Wednesday, June 30, 2010

Memphis finally lands Bass Pro?

Posted By on Wed, Jun 30, 2010 at 8:50 AM

After many years in the works, Memphis may close a deal today that will put a Bass Pro Shops in the old Pyramid arena.

If so, does this lessen the already slim chances of a Bass Pro Shops about 140 miles to the west, smack in the wetlands of Dark Hollow in North Little Rock? I'm sure Boss Hays would say otherwise, despite the meritorious environmental lawsuit pending over the wetlands disaster this would cause. Despite evidence elsewhere that giveaways for sporting good stores don't seem to produce the economic bonanzas anticipated. Despite a severe limitation in the tax increment finance law by which Boss Hays had originally hoped to plunder local schools for corporate welfare payments. Despite the absence of the many millions necessary to make a useful highway connection to the site. Despite concerns about the new problems the development would add to an already nightmarish traffic situation at I-40 and the Jacksonville freeway.

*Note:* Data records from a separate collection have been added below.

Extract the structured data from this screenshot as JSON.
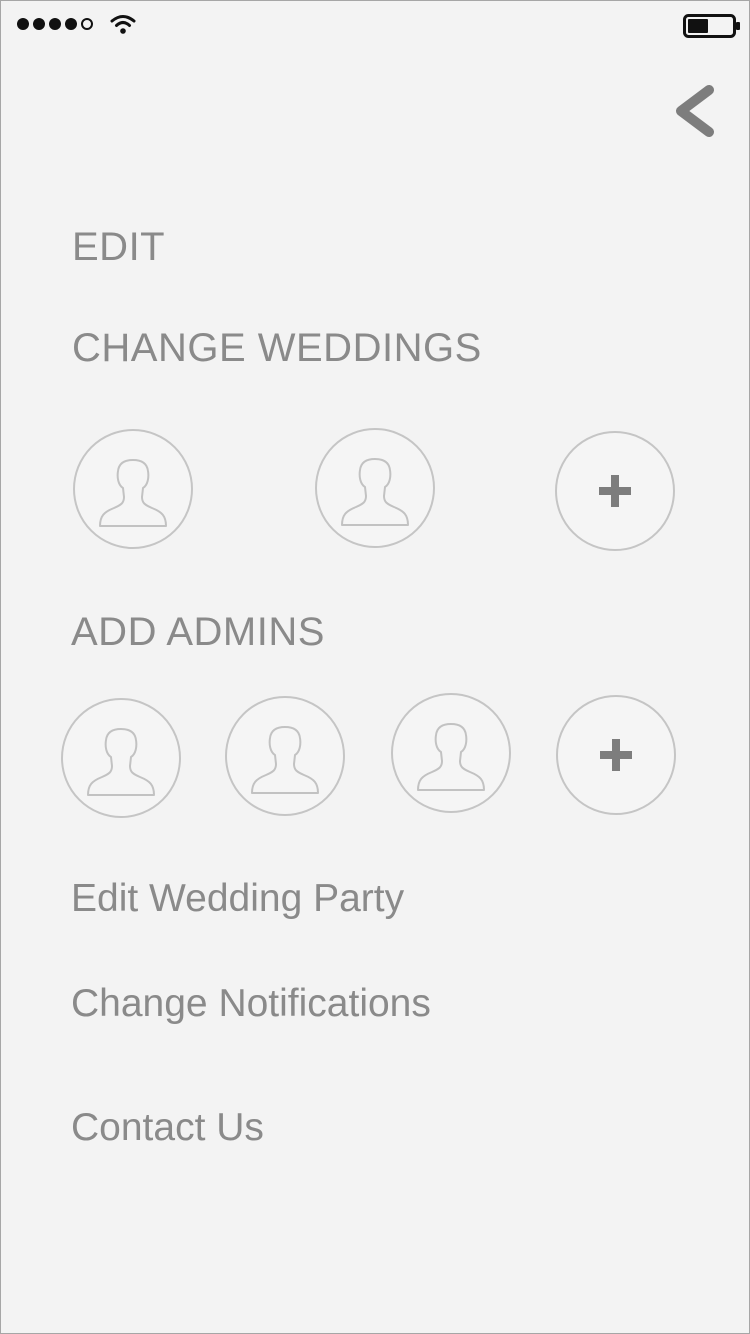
{
  "status_bar": {
    "signal_dots_filled": 4,
    "signal_dots_total": 5,
    "icons": [
      "signal-dots",
      "wifi-icon",
      "battery-icon"
    ],
    "battery_level": 0.45
  },
  "nav": {
    "back_icon": "chevron-left-icon"
  },
  "menu": {
    "edit": "EDIT",
    "change_weddings": "CHANGE WEDDINGS",
    "add_admins": "ADD ADMINS",
    "edit_wedding_party": "Edit Wedding Party",
    "change_notifications": "Change Notifications",
    "contact_us": "Contact Us"
  },
  "weddings": {
    "avatars": [
      "avatar-placeholder-icon",
      "avatar-placeholder-icon"
    ],
    "add_icon": "plus-icon"
  },
  "admins": {
    "avatars": [
      "avatar-placeholder-icon",
      "avatar-placeholder-icon",
      "avatar-placeholder-icon"
    ],
    "add_icon": "plus-icon"
  },
  "colors": {
    "background": "#f3f3f3",
    "text": "#8a8a8a",
    "circle_border": "#c5c5c5",
    "icon_dark": "#7d7d7d"
  }
}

Please note when Boss Hays talks about the trickle-down effects of pouring public money into such projects: North Little Rock has gotten a publicly financed arena and baseball park in the last decade, plus a trolley system. It has set up TIF districts wherever possible. It enticed a Walmart over from Sherwood. It has done everything possible, with some handsome results, to redevelop downtown. Population gain over the last decade: Zero. Tax revenues? Declining.

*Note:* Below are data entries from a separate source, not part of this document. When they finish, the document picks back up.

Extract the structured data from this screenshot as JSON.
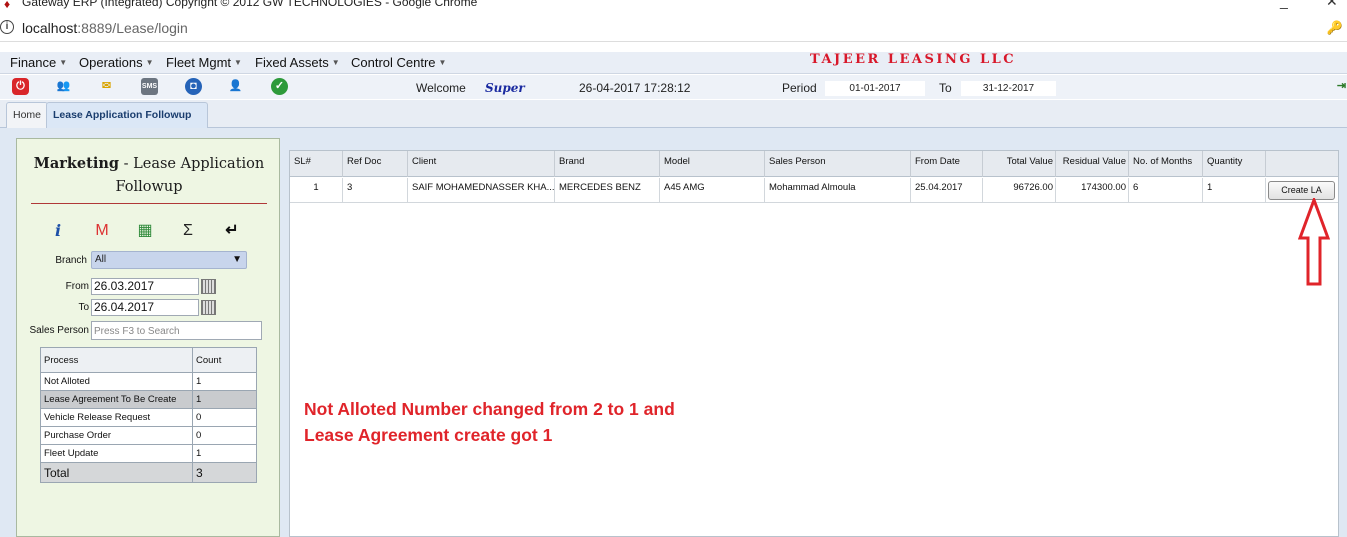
{
  "browser": {
    "title": "Gateway ERP (Integrated) Copyright © 2012 GW TECHNOLOGIES - Google Chrome",
    "url_host": "localhost",
    "url_rest": ":8889/Lease/login"
  },
  "menu": {
    "items": [
      "Finance",
      "Operations",
      "Fleet Mgmt",
      "Fixed Assets",
      "Control Centre"
    ],
    "company": "TAJEER LEASING LLC"
  },
  "toolbar": {
    "welcome_label": "Welcome",
    "user": "Super",
    "datetime": "26-04-2017 17:28:12",
    "period_label": "Period",
    "period_from": "01-01-2017",
    "to_label": "To",
    "period_to": "31-12-2017"
  },
  "tabs": [
    "Home",
    "Lease Application Followup"
  ],
  "left_panel": {
    "title_strong": "Marketing",
    "title_rest": " - Lease Application Followup",
    "branch_label": "Branch",
    "branch_value": "All",
    "from_label": "From",
    "from_value": "26.03.2017",
    "to_label": "To",
    "to_value": "26.04.2017",
    "sales_label": "Sales Person",
    "sales_placeholder": "Press F3 to Search",
    "process_header": "Process",
    "count_header": "Count",
    "processes": [
      {
        "name": "Not Alloted",
        "count": "1"
      },
      {
        "name": "Lease Agreement To Be Create",
        "count": "1"
      },
      {
        "name": "Vehicle Release Request",
        "count": "0"
      },
      {
        "name": "Purchase Order",
        "count": "0"
      },
      {
        "name": "Fleet Update",
        "count": "1"
      }
    ],
    "total_label": "Total",
    "total_value": "3"
  },
  "grid": {
    "headers": [
      "SL#",
      "Ref Doc",
      "Client",
      "Brand",
      "Model",
      "Sales Person",
      "From Date",
      "Total Value",
      "Residual Value",
      "No. of Months",
      "Quantity"
    ],
    "rows": [
      [
        "1",
        "3",
        "SAIF MOHAMEDNASSER KHA...",
        "MERCEDES BENZ",
        "A45 AMG",
        "Mohammad Almoula",
        "25.04.2017",
        "96726.00",
        "174300.00",
        "6",
        "1"
      ]
    ],
    "action_label": "Create LA"
  },
  "annotation": {
    "line1": "Not Alloted Number changed from 2 to 1 and",
    "line2": "Lease Agreement create got 1"
  }
}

UPDATE: Richard H. Mays, the environmental lawyer in Heber Springs, who successfully challenged the inadequate environmental assessment for the Dark Hollow development, says that suit is now over. The 8th Circuit dismissed an appeal of federal Judge Bill Wilson's ruling. The Corps of Engineers could perform a full environmental assessment, on both wetlands damage and traffic issues, but Mays said it would be expensive and he didn't think the Corps would be likely to undertake it nor the private developers be likely to do it. The case will be difficult to make, he said, and the economy further argues against moving forward, particularly with NLR's money woes and an absence of state or federal money. He thinks the project won't be built.